優良申告法人とは、「申告納税制度の趣旨に即した適正な申告と納税を継続し他の納税者の模範としてふさわしいと認められる法人」をいう。具体的には、いくつかの基準を満たしていることが国税当局に認められ、所轄税務署長から表敬状が授与されることによって優良申告法人となる。優良申告法人となるには調査を受けることが前提で、その調査の結果、基準を満たしていると判断される必要がある。

その基準の中には、(1)法人税・消費税・源泉所得税について不正計算がなく、追徴税額が一定金額以下であること、(2)その他の国税でも不正計算や多額の更正等がないことなど明確なものもある。しかし、(3)一切の取引について整然かつ明瞭に記録されるとともに、帳簿や証拠書類が適切に整理・保存され、取引等に係る事実関係及びその会計処理が速やかに確認できること、といった基準もある。

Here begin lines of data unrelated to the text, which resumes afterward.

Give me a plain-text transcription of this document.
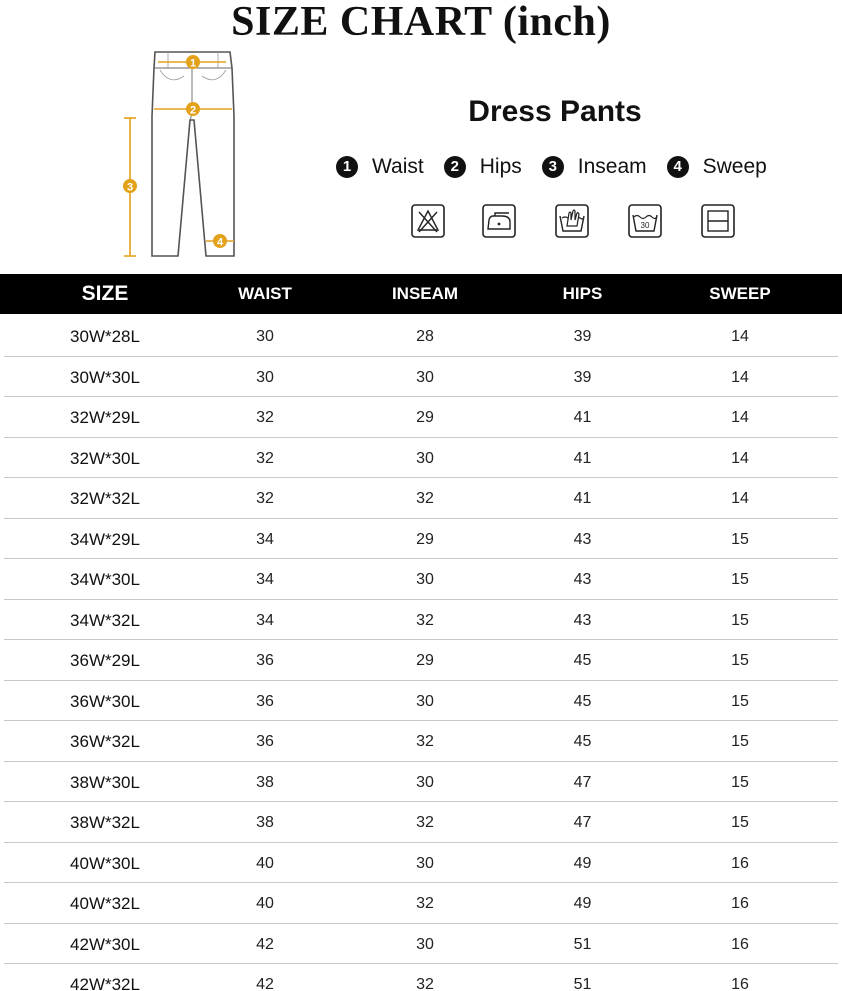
SIZE CHART (inch)
1
2
3
4
Dress Pants
1 Waist	2 Hips	3 Inseam	4 Sweep
30
SIZE	WAIST	INSEAM	HIPS	SWEEP
30W*28L	30	28	39	14
30W*30L	30	30	39	14
32W*29L	32	29	41	14
32W*30L	32	30	41	14
32W*32L	32	32	41	14
34W*29L	34	29	43	15
34W*30L	34	30	43	15
34W*32L	34	32	43	15
36W*29L	36	29	45	15
36W*30L	36	30	45	15
36W*32L	36	32	45	15
38W*30L	38	30	47	15
38W*32L	38	32	47	15
40W*30L	40	30	49	16
40W*32L	40	32	49	16
42W*30L	42	30	51	16
42W*32L	42	32	51	16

さらには、(4)経理体制が確立され内部牽制が機能していること、(5)従業員等他の者に対して適正な納税義務の履行を喚起する又は租税教育に取り組むなど、代表者の税務に対する認識が深いと認められること、といった曖昧な基準も含まれている。明確ではない基準については、具体的にどの程度まで達成できていればいいのかが不明瞭であり、現状では自社が優良申告法人の基準を満たしているかどうかを判断するのは困難と言えよう。

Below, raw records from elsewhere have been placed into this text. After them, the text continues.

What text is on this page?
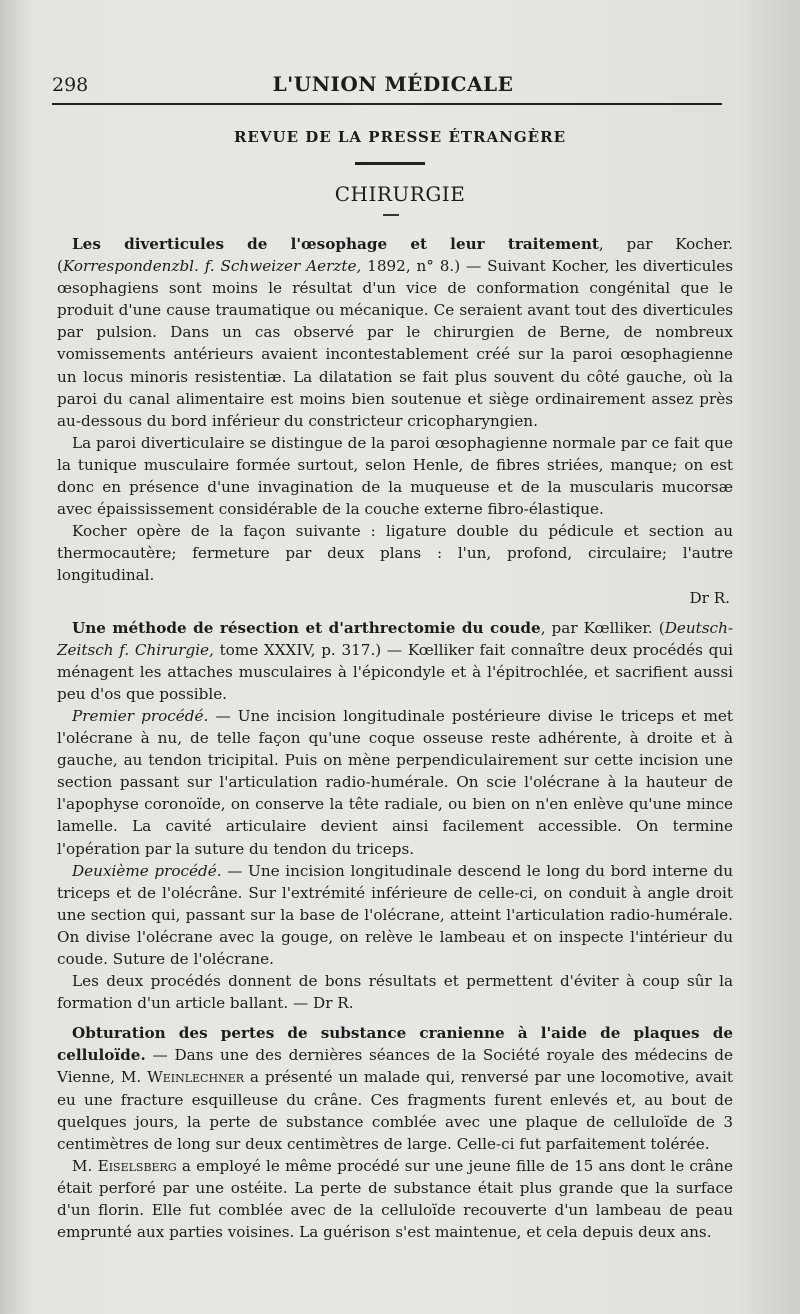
298	L'UNION MÉDICALE
REVUE DE LA PRESSE ÉTRANGÈRE
CHIRURGIE

Les diverticules de l'œsophage et leur traitement, par Kocher. (Korrespondenzbl. f. Schweizer Aerzte, 1892, n° 8.) — Suivant Kocher, les diverticules œsophagiens sont moins le résultat d'un vice de conformation congénital que le produit d'une cause traumatique ou mécanique. Ce seraient avant tout des diverticules par pulsion. Dans un cas observé par le chirurgien de Berne, de nombreux vomissements antérieurs avaient incontestablement créé sur la paroi œsophagienne un locus minoris resistentiæ. La dilatation se fait plus souvent du côté gauche, où la paroi du canal alimentaire est moins bien soutenue et siège ordinairement assez près au-dessous du bord inférieur du constricteur cricopharyngien.

La paroi diverticulaire se distingue de la paroi œsophagienne normale par ce fait que la tunique musculaire formée surtout, selon Henle, de fibres striées, manque; on est donc en présence d'une invagination de la muqueuse et de la muscularis mucorsæ avec épaississement considérable de la couche externe fibro-élastique.

Kocher opère de la façon suivante : ligature double du pédicule et section au thermocautère; fermeture par deux plans : l'un, profond, circulaire; l'autre longitudinal.

Dr R.

Une méthode de résection et d'arthrectomie du coude, par Kœlliker. (Deutsch-Zeitsch f. Chirurgie, tome XXXIV, p. 317.) — Kœlliker fait connaître deux procédés qui ménagent les attaches musculaires à l'épicondyle et à l'épitrochlée, et sacrifient aussi peu d'os que possible.

Premier procédé. — Une incision longitudinale postérieure divise le triceps et met l'olécrane à nu, de telle façon qu'une coque osseuse reste adhérente, à droite et à gauche, au tendon tricipital. Puis on mène perpendiculairement sur cette incision une section passant sur l'articulation radio-humérale. On scie l'olécrane à la hauteur de l'apophyse coronoïde, on conserve la tête radiale, ou bien on n'en enlève qu'une mince lamelle. La cavité articulaire devient ainsi facilement accessible. On termine l'opération par la suture du tendon du triceps.

Deuxième procédé. — Une incision longitudinale descend le long du bord interne du triceps et de l'olécrâne. Sur l'extrémité inférieure de celle-ci, on conduit à angle droit une section qui, passant sur la base de l'olécrane, atteint l'articulation radio-humérale. On divise l'olécrane avec la gouge, on relève le lambeau et on inspecte l'intérieur du coude. Suture de l'olécrane.

Les deux procédés donnent de bons résultats et permettent d'éviter à coup sûr la formation d'un article ballant. — Dr R.

Obturation des pertes de substance cranienne à l'aide de plaques de celluloïde. — Dans une des dernières séances de la Société royale des médecins de Vienne, M. Weinlechner a présenté un malade qui, renversé par une locomotive, avait eu une fracture esquilleuse du crâne. Ces fragments furent enlevés et, au bout de quelques jours, la perte de substance comblée avec une plaque de celluloïde de 3 centimètres de long sur deux centimètres de large. Celle-ci fut parfaitement tolérée.

M. Eiselsberg a employé le même procédé sur une jeune fille de 15 ans dont le crâne était perforé par une ostéite. La perte de substance était plus grande que la surface d'un florin. Elle fut comblée avec de la celluloïde recouverte d'un lambeau de peau emprunté aux parties voisines. La guérison s'est maintenue, et cela depuis deux ans.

しかも、上記は調査における基準の一部で、これ以外にも、直近3年間の法人税の所得金額又は同期間の消費税額が一定金額以上であることなどの基準もあり、これらの基準を満たすのはかなり厳しいと思われる。それだけに、課税当局からそこまで評価されるというのは非常に価値が高く、税務当局は、こうした法人に対して、敬意を表すとともに、今後の適正な申告納税への期待を込めて、所轄税務署長から表敬状を授与するわけだ。